My continuously increasing hatred towards her is unstoppable. I hate this woman. I've never felt genuine hate towards anybody before. I can completely understand how people just give up on their lives and go ER.
This might seem like a miniscule thing, but actually this teacher represents society as a whole. I haven't been shit on by society to this day that much, but she shows me how fucked up society really is. If you're not the social butterfly who happens to have an attractive face in addition to a large body, you are fucked.
I won't show any emotions to anybody anymore. This is how one person makes me hate everyone.
The fact that I care so much about my future shows that my nihilistic mindset does not overpower my natural instincts yet, which is quite unfortunate.
I don't want to live, but I also don't want to kill myself.
 
Teachers are shit tbh.
 
Teachers are shit tbh.
Imagine having to worry about actually getting your A-levels even though you always get A's and B's in the tests only because your oral participation grade is that bad which ruins your overall grade. It ruined my future. I participated so much more and got even worse grades, simply because it's me. The perception of me being the shy kid didn't go away, so I instantly get a bad oral grade no matter how good I objectively was.

This landwhale teacher laughed at my fucking face telling me my grade. Every other dumb classmate in my class that isn't even capable of thinking at least a little deeply got grades three times better than mine. My life is getting worse each year. Will it get better after school? I hope so.
 
Finally, a post I like.
 
Will it get better after school?
After HS ends you'll have a bunch of free time, you'll be miserable unless you fill it up with copes. Most efficient copes are getting a job or going to college, anime and vidya will do the trick but not in the long term.

Big advantage of ending HS is the fact that you don't have to put up with that shit anymore, no teachers and no assholes. Maybe the fact that that landwhale teacher will never leave the school can console you, you'll move on with your life and she'll be stuck in the same 4 walls with insufferable teenagers for years to come, she'll stew in her bitterness while sitting on her increasingly fat ass.
 
I don't want to live, but I also don't want to kill myself.
Same. I don't want to die but I can't imagine myself putting up with this horrible shit for decades.
 
After HS ends you'll have a bunch of free time, you'll be miserable unless you fill it up with copes. Most efficient copes are getting a job or going to college, anime and vidya will do the trick but not in the long term.

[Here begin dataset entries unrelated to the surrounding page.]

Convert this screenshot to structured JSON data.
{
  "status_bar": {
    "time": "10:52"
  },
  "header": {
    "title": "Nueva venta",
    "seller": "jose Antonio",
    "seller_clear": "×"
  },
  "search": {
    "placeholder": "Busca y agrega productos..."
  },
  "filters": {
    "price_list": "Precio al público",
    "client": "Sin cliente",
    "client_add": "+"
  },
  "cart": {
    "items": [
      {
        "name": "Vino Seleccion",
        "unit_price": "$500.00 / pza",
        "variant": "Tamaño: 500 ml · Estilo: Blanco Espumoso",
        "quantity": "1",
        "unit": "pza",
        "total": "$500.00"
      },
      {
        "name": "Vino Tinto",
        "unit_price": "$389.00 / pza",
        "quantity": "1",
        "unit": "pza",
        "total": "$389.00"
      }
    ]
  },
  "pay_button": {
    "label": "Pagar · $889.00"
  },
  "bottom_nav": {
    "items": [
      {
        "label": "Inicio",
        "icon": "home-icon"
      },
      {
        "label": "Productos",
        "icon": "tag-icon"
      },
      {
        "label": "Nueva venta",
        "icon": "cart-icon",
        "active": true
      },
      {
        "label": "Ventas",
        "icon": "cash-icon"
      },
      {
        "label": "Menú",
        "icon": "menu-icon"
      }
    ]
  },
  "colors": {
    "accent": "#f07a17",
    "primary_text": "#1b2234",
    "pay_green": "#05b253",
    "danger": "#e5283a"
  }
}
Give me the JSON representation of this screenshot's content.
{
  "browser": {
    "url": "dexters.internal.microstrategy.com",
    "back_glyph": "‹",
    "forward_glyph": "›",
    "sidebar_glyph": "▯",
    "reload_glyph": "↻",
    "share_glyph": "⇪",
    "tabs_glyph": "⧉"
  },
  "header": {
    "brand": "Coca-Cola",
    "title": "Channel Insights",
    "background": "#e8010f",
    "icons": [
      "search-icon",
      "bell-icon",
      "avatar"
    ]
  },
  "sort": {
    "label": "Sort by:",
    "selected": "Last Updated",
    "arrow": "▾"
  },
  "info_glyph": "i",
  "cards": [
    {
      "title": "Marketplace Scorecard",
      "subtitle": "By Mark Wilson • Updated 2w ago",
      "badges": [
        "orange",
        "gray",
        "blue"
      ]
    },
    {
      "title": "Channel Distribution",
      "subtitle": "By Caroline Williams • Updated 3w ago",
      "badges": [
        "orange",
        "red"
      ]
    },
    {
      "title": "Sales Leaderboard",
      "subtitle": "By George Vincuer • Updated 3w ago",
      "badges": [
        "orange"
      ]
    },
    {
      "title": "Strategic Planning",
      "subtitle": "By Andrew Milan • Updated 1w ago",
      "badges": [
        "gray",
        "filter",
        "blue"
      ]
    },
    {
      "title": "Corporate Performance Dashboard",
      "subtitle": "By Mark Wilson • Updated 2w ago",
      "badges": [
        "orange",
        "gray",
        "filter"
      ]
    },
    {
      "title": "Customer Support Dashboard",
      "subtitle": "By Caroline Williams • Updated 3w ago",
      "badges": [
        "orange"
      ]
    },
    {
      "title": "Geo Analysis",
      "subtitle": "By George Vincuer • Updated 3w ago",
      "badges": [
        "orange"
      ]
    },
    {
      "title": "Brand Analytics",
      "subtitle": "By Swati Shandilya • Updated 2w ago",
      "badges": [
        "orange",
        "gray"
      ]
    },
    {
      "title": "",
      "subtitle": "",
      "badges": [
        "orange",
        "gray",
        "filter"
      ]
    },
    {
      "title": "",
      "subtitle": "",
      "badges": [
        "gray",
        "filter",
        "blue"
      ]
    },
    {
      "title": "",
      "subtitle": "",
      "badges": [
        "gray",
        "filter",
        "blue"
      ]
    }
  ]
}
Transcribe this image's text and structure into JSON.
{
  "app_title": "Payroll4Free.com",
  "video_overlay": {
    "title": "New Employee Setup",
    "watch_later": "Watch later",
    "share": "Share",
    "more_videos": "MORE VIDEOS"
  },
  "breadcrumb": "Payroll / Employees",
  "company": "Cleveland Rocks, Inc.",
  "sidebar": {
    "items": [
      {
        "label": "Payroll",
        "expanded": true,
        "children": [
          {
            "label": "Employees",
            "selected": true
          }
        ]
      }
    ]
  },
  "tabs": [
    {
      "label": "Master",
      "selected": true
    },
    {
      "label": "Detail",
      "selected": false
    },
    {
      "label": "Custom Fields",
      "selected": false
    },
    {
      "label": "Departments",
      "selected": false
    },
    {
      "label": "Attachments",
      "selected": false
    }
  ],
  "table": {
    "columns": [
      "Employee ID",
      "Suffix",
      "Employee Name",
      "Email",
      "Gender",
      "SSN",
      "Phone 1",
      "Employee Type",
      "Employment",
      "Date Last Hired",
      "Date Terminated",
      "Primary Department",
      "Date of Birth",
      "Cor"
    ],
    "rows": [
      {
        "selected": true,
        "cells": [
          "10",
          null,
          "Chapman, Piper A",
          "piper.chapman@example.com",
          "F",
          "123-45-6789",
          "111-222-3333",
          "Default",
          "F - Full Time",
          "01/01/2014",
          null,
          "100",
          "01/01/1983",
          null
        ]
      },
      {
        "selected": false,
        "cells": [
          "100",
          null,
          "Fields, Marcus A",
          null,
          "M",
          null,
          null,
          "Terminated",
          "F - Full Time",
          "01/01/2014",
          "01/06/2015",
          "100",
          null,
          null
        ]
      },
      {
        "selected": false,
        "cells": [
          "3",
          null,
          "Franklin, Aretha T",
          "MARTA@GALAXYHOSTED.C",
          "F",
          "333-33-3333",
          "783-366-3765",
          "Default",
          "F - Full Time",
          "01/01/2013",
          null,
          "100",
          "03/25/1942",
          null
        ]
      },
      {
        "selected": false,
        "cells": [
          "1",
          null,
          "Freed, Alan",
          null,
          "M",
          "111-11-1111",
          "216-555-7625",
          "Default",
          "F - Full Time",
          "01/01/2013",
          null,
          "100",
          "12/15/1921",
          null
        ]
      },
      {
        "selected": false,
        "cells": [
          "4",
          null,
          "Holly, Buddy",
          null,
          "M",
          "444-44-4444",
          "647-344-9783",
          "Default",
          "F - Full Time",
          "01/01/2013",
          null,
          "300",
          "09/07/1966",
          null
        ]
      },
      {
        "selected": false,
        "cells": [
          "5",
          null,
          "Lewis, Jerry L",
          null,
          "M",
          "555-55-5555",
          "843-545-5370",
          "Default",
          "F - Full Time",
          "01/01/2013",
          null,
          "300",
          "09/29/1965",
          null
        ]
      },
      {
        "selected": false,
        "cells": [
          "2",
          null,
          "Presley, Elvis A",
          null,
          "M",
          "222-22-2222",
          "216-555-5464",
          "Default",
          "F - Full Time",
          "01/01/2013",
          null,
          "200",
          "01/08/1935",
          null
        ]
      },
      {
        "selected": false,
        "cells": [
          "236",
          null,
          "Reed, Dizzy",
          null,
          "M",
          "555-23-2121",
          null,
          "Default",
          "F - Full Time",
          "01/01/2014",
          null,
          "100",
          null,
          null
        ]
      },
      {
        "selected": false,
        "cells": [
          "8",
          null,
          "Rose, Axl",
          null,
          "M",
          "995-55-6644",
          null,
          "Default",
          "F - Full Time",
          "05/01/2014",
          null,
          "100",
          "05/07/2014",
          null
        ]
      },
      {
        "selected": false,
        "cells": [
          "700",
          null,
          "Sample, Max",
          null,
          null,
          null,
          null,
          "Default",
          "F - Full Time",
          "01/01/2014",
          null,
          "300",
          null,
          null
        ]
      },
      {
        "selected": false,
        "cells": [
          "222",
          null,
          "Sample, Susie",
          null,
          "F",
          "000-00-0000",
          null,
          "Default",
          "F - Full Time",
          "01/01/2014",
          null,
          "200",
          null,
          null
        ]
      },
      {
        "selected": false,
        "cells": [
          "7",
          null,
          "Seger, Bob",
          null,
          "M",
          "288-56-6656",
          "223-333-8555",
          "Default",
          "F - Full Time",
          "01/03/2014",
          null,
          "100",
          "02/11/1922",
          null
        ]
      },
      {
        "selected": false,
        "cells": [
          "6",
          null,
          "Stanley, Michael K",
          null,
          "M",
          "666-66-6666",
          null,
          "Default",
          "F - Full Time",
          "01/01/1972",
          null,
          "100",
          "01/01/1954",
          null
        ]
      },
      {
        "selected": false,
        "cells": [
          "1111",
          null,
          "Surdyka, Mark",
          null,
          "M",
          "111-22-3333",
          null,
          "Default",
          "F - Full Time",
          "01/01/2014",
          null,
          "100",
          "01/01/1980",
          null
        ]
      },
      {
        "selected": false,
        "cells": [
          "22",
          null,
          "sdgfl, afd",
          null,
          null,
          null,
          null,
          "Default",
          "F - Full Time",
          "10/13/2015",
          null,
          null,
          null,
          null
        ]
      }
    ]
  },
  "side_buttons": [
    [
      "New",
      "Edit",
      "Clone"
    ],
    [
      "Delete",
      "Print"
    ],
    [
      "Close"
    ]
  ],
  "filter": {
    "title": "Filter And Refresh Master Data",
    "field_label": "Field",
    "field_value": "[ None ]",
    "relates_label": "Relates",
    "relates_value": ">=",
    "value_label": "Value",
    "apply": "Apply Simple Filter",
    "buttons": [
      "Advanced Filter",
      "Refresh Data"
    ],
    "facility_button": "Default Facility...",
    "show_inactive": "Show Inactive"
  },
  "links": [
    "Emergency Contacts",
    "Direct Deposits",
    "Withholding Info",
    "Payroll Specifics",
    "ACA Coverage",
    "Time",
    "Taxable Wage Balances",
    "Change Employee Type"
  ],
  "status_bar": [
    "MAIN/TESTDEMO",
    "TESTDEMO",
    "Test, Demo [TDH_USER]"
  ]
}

Big advantage of ending HS is the fact that you don't have to put up with that shit anymore, no teachers and no assholes. Maybe the fact that that landwhale teacher will never leave the school can console you, you'll move on with your life and she'll be stuck in the same 4 walls with insufferable teenagers for years to come, she'll stew in her bitterness while sitting on her increasingly fat ass.
I think when I'm out of school my feeling of self-worth, which I lack now, will get better as I'm not stupidly graded by completely subjective people anymore.
I feel like I'm low IQ just because I get these bad grades while ALL my classmates receive good grades, which objectively cannot be true. I am certain that I have more knowledge and potential than my classmates.
I guess this bitch teacher likes her job a lot. Just like many teachers, she probably chose to become a teacher so she could have power over innocent, needy kids. Just like most teachers, and most people who get off on the though of having power and control over others, she probably had insecurity complexes as she is an ugly, fat and ridiculously ugly and disgusting woman on top of being completely mentally retarded.
 
Same. I don't want to die but I can't imagine myself putting up with this horrible shit for decades.
We have to put up with this shit for decades and we will. My plan is to live a minimalist life, to have very low expenses once I get a high paying job. After retiring at a rather early age, I'll diminish my exposure to society, hopefully live in a cozy wood house with some pets far away from other people.
This is my absolute dream life even though it will be a very, very lonely life.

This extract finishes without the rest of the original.